The boxing theme of the evening might be gimmicky, but it’s no accident, Porter said. The entire premise behind Revolver is one of editors engaging in “literary death matches” with one another through a decentralized editorial process. “We don’t have to agree; that’s the whole point,” she said, explaining that any submission will be published even if only one of the seven editors champions it. All seven editors will read and vote on submissions.
Comparing Revolver to McSweeney’s, Finsaas describes McSweeney’s as having “a totalizing brand; all their pieces have to sound like that brand.” Revolver, on the other hand, Finsaas says, will be “rowdy,” because of the “chaos, both internally and for our reader” resulting from the decentralized editorial process. “People will end up reading pieces that they never would have before,” Finsaas said.
Work will be categorized by length, rather than by genre, and editors hope to introduce interactive elements into the Web site, such as a series called “Shots from Strangers,” in which editors and others will solicit “unexpected” stories from people they encounter at drinking establishments by asking them a series of 12 questions. Audio and video records from the interviews will be downloaded (with the interviewee’s consent) upon the website.
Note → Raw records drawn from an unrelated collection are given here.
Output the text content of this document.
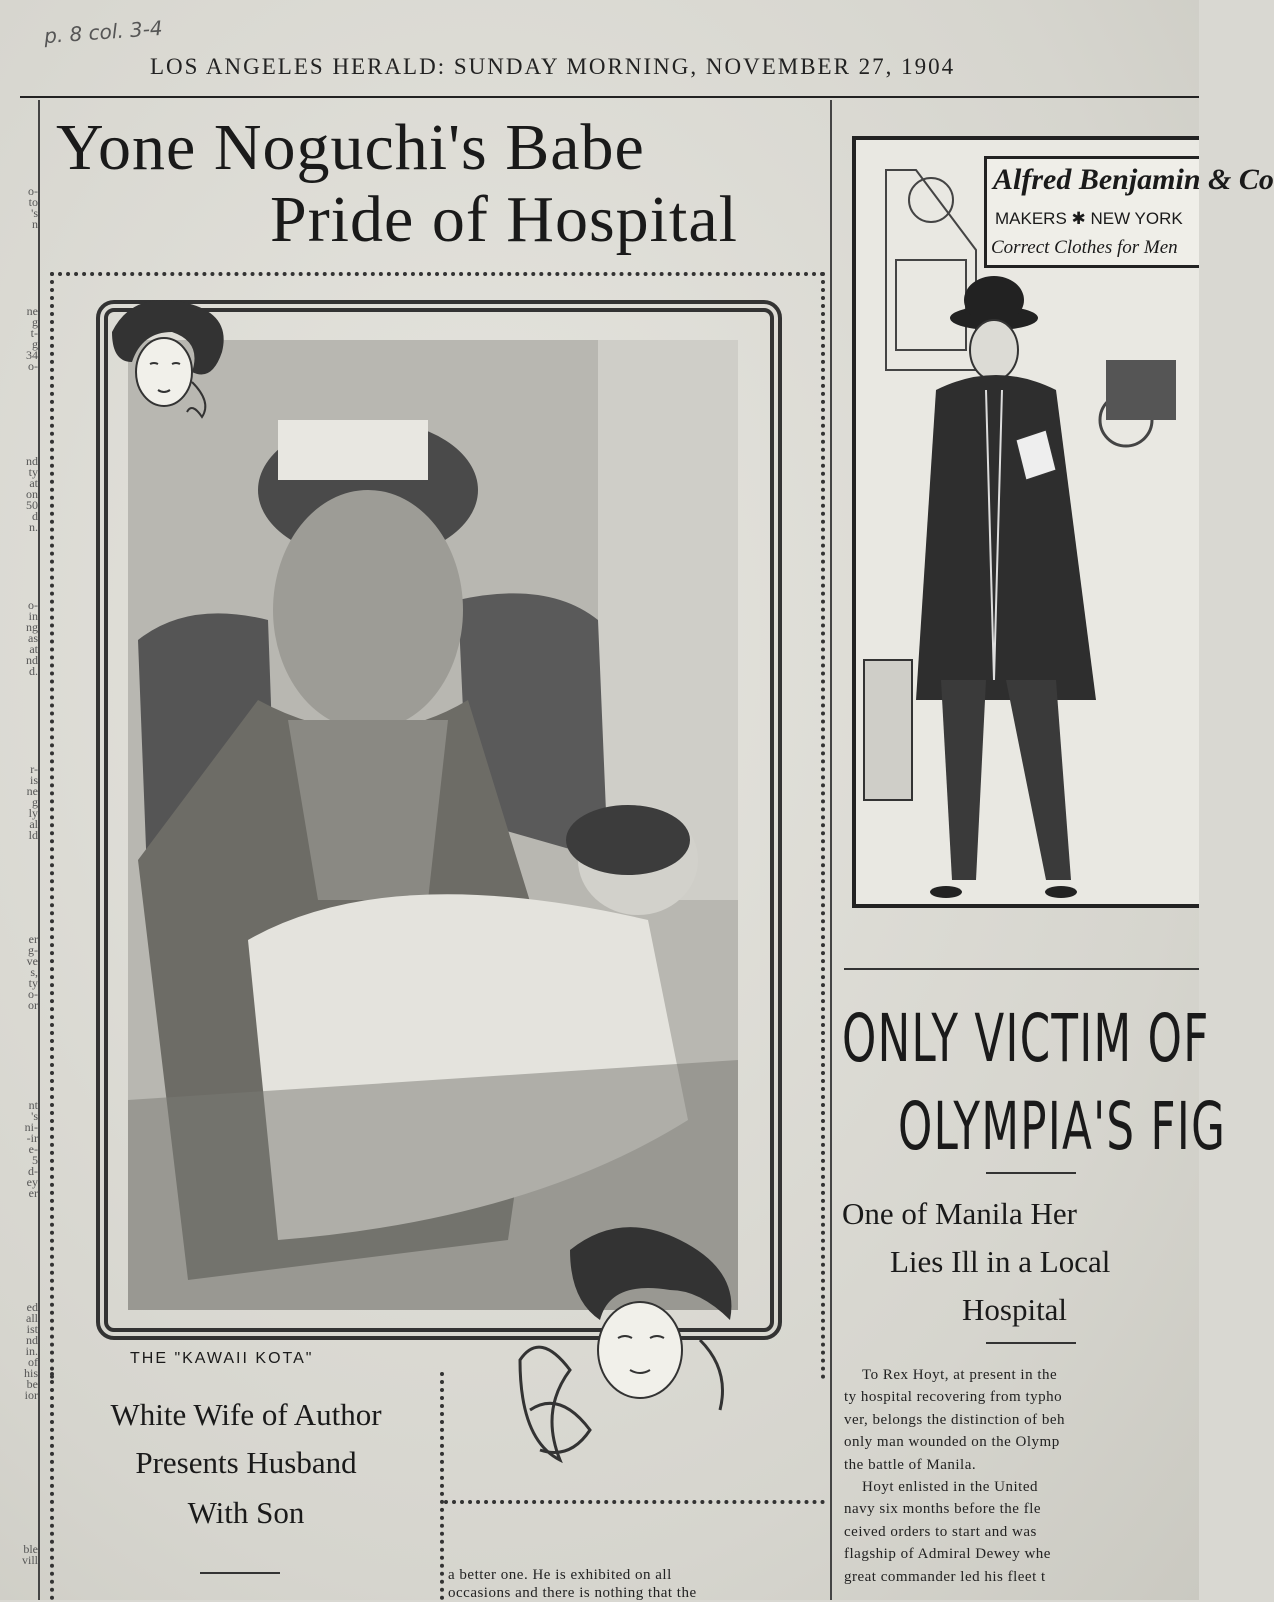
p. 8 col. 3-4
LOS ANGELES HERALD: SUNDAY MORNING, NOVEMBER 27, 1904
o-
to
's
n
ne
g
t-
g
34
o-
nd
ty
at
on
50
d
n.
o-
in
ng
as
at
nd
d.
r-
is
ne
g
ly
al
ld
er
g-
ve
s,
ty
o-
or
nt
's
ni-
-ir
e-
5
d-
ey
er
ed
all
ist
nd
in.
of
his
be
ior
ble
vill
Yone Noguchi's Babe
Pride of Hospital
THE "KAWAII KOTA"
White Wife of Author
Presents Husband
With Son
a better one. He is exhibited on all
occasions and there is nothing that the
Alfred Benjamin & Co
MAKERS ✱ NEW YORK
Correct Clothes for Men
ONLY VICTIM OF
OLYMPIA'S FIG
One of Manila Her
Lies Ill in a Local
Hospital
To Rex Hoyt, at present in the
ty hospital recovering from typho
ver, belongs the distinction of beh
only man wounded on the Olymp
the battle of Manila.
Hoyt enlisted in the United
navy six months before the fle
ceived orders to start and was
flagship of Admiral Dewey whe
great commander led his fleet t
“We’re trying to distinguish ourselves from so many other journals,” Porter said. The editors are selling advertising on the site and will sell advertising space in the print magazine as well.
Revolver editors have received 50 submissions to date, and its site (www.around-around) currently features 10 submissions, including poems, essays, and short stories. The site has received 1,000 unique visitors and 5, 500 pageviews thus far.